Participatie van allochtone vrouwen
De arbeidsmarktparticipatie van allochtone vrouwen trekt zowel maatschappelijke als wetenschappelijke aandacht. In de maatschappelijke discussie staan de integratie en emancipatie van de vrouwen centraal. De wetenschap ziet het gedrag van vrouwen die migreren als een mogelijkheid om de overdraagbaarheid van cultuur te onderzoeken. De vraag is hoe vrouwen uit verschillende herkomstlanden, met verschillende gewoontes ten aanzien van participatie, zich gedragen als zij in hetzelfde land gaan wonen.
De participatie van allochtone vrouwen in Nederland verschilt aanzienlijk per herkomstland. Vrouwen uit Suriname, de Antillen en Indonesië participeren relatief vaak op de arbeidsmarkt, terwijl vrouwen uit Turkije en Marokko juist minder vaak participeren dan autochtone vrouwen. Deze verschillen representeren deels verschillen in participatie tussen de herkomstlanden. In landen als Turkije en Marokko is de participatie van vrouwen laag. Een simpele vergelijking tussen landen geeft echter geen volledige verklaring, de participatie van vrouwen in bijvoorbeeld Suriname is namelijk niet bijzonder hoog (zie figuur 1).
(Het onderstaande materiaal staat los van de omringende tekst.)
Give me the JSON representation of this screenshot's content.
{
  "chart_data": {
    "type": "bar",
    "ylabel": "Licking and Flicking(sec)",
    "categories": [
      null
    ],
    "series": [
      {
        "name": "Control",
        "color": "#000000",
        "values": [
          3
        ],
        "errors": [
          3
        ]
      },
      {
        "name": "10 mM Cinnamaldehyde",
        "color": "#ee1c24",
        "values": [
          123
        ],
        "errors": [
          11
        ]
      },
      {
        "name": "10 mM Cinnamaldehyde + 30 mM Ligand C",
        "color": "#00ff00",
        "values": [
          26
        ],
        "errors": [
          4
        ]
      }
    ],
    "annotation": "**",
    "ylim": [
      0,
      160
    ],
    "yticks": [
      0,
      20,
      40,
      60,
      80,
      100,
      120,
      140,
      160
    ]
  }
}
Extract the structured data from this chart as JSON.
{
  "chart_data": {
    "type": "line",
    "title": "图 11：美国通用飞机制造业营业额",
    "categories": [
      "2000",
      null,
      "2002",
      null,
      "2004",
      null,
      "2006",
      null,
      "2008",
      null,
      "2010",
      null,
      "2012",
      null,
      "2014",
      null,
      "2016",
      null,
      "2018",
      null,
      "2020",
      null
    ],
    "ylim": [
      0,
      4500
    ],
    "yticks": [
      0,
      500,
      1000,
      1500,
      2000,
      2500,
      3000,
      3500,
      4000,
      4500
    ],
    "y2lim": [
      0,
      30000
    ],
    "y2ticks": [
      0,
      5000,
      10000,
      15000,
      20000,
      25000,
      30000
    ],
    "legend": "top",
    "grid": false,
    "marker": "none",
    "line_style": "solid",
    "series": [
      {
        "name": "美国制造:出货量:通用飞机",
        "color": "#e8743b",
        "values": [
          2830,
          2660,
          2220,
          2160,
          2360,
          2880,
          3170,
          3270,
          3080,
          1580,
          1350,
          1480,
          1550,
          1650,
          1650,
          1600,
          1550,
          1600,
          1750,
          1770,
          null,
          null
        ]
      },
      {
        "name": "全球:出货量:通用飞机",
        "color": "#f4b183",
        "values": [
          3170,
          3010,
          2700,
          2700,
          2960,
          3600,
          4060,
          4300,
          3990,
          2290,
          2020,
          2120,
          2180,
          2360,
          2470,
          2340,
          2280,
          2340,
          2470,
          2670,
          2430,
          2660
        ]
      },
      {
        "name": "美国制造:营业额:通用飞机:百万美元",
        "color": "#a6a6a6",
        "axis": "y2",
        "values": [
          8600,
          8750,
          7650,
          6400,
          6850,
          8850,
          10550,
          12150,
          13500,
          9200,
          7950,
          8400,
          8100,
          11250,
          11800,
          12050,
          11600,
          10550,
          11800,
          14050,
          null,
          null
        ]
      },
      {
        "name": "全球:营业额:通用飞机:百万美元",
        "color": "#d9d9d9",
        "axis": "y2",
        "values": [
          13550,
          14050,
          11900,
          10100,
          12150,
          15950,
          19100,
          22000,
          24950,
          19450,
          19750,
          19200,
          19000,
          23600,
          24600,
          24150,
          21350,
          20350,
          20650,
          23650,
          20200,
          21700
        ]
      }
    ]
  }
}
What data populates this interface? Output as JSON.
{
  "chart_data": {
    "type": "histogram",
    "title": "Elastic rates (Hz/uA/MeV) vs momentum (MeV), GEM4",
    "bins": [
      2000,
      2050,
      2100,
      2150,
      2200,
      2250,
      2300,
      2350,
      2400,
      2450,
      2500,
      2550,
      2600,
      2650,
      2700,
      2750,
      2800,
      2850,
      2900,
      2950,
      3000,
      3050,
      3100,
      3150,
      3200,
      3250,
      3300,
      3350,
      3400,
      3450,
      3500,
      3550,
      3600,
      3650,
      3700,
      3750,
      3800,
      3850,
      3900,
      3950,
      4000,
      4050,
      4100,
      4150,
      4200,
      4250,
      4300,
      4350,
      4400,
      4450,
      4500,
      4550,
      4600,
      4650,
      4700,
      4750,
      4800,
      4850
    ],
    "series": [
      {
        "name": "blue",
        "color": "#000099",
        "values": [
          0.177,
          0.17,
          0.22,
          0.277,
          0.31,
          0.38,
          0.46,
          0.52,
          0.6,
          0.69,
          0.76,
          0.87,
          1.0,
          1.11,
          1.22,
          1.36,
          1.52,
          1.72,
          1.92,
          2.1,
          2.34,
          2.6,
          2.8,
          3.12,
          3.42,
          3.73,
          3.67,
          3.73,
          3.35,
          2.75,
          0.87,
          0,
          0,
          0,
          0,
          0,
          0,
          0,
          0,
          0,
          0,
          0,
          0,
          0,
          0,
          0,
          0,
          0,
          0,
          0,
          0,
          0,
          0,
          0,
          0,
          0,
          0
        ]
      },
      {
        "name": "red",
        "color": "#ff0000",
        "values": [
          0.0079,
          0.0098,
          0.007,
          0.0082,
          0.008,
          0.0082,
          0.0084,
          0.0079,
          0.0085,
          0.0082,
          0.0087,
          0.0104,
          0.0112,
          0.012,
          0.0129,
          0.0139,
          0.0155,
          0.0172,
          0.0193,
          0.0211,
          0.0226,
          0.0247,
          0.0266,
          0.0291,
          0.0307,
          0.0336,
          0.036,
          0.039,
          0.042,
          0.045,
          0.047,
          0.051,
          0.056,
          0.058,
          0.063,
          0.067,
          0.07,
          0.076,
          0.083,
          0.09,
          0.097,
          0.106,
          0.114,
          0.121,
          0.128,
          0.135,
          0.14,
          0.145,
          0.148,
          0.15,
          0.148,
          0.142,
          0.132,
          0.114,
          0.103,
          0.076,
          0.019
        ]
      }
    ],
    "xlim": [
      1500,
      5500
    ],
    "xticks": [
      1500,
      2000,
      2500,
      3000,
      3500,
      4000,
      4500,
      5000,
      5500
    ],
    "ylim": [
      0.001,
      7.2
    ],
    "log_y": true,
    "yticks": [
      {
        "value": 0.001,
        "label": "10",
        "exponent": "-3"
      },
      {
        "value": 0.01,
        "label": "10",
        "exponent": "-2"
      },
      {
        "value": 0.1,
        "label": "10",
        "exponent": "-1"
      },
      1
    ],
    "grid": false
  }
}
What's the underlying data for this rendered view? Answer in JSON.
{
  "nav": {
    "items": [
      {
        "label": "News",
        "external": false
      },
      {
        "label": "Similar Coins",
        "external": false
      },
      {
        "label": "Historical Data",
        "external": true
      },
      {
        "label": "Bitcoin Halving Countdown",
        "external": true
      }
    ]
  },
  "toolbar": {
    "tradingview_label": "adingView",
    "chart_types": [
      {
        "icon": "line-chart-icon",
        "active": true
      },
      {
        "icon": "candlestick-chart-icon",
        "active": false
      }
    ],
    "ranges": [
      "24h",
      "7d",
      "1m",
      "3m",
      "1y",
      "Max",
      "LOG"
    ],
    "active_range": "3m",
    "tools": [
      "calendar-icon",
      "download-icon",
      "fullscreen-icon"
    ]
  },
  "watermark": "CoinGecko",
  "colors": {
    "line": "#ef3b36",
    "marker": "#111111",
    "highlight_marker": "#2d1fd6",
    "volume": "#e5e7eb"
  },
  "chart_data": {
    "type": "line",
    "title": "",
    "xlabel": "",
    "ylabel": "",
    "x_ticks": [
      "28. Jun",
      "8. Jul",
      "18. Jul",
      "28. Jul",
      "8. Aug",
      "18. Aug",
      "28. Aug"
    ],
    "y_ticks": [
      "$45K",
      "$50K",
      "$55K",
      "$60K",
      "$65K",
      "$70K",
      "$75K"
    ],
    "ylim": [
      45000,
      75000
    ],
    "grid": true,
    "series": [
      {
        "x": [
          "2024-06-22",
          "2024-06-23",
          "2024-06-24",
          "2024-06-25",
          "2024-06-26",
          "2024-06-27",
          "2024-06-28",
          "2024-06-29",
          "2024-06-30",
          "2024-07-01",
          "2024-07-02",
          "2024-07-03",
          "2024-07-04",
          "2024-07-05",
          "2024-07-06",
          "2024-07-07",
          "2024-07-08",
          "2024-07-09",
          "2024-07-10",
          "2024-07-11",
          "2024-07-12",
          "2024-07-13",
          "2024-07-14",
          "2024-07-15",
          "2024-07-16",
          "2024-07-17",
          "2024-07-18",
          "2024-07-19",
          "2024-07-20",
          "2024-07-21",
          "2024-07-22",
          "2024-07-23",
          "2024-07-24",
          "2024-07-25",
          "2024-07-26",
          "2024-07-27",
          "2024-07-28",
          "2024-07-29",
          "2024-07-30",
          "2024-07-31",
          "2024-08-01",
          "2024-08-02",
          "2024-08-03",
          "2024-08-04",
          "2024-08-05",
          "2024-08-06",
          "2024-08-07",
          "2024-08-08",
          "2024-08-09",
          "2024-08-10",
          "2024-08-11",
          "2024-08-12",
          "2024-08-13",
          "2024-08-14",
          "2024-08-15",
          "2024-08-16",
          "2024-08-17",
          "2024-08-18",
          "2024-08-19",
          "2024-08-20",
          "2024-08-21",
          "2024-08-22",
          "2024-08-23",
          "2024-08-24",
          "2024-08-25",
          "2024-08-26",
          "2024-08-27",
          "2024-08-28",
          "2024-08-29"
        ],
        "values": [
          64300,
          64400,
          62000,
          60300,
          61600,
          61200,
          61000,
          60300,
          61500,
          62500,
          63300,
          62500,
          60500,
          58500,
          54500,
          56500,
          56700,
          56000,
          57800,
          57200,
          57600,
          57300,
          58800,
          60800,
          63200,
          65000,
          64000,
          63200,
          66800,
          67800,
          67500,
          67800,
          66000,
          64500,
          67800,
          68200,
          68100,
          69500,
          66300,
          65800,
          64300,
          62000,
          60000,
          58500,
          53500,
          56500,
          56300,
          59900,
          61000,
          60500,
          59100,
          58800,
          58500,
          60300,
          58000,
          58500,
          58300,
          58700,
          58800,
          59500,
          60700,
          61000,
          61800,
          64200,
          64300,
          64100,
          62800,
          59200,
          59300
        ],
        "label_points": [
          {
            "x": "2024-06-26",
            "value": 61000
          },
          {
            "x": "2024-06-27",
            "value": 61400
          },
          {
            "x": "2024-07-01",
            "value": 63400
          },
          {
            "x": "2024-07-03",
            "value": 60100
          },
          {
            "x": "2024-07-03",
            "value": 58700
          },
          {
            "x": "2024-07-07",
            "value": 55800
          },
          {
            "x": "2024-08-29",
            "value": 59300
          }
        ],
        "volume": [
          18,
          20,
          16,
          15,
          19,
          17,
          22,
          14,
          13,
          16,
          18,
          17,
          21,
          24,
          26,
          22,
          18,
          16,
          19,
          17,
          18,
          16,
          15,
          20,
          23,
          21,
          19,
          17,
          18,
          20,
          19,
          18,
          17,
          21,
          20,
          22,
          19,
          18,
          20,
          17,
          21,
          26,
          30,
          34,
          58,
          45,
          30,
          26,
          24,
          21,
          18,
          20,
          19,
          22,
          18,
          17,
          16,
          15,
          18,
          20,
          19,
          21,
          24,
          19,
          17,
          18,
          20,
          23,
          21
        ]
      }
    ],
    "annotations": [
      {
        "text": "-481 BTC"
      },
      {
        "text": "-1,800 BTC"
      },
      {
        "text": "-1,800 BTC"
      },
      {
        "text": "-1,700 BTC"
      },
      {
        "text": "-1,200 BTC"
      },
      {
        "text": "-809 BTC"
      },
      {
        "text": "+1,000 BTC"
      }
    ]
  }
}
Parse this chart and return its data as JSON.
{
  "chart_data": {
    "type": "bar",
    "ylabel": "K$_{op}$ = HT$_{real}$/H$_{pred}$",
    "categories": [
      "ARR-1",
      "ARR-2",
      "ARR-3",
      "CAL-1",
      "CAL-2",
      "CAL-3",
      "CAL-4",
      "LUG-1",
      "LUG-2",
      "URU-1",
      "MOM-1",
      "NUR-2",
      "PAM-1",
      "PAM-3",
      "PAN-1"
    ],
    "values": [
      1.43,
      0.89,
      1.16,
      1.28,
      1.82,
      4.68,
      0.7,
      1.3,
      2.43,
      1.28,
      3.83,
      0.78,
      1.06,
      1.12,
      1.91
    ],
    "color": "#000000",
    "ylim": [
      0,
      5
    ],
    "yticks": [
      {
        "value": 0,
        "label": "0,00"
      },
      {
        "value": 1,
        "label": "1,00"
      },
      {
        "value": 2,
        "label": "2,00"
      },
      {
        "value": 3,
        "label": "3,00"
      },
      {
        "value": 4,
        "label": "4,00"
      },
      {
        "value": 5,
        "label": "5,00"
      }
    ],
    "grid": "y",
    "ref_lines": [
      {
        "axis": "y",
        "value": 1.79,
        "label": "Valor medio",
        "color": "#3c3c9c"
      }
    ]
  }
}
Figuur 1: participatie vrouwen leeftijd 15-64 in Nederland en in herkomstland, 2006
Participatie in het herkomstland
De participatie van vrouwen op de arbeidsmarkt wordt beïnvloed door vele factoren. Zo spelen gezinssamenstelling en opleiding een belangrijke rol. De relatie tussen participatie in Nederland en het herkomstland kan dus worden beïnvloed door dergelijke factoren. Het is te verwachten dat de opleidingsniveaus verschillen tussen groepen allochtone vrouwen, en dat heeft een effect op hun participatie in Nederland. Het effect van participatiegedrag in het land van herkomst wordt gemeten aan de hand van de participatiegraden van vrouwen in deze landen. Dit is de epidemiologische benadering (Fernandez, 2010), waarbij de participatie in het land van herkomst als een maat voor cultuur wordt beschouwd. Uiteraard wordt de invloed van de participatie in het herkomstland gemeten nadat er gecorrigeerd is voor individuele karakteristieken zoals gezinssamenstelling en opleiding.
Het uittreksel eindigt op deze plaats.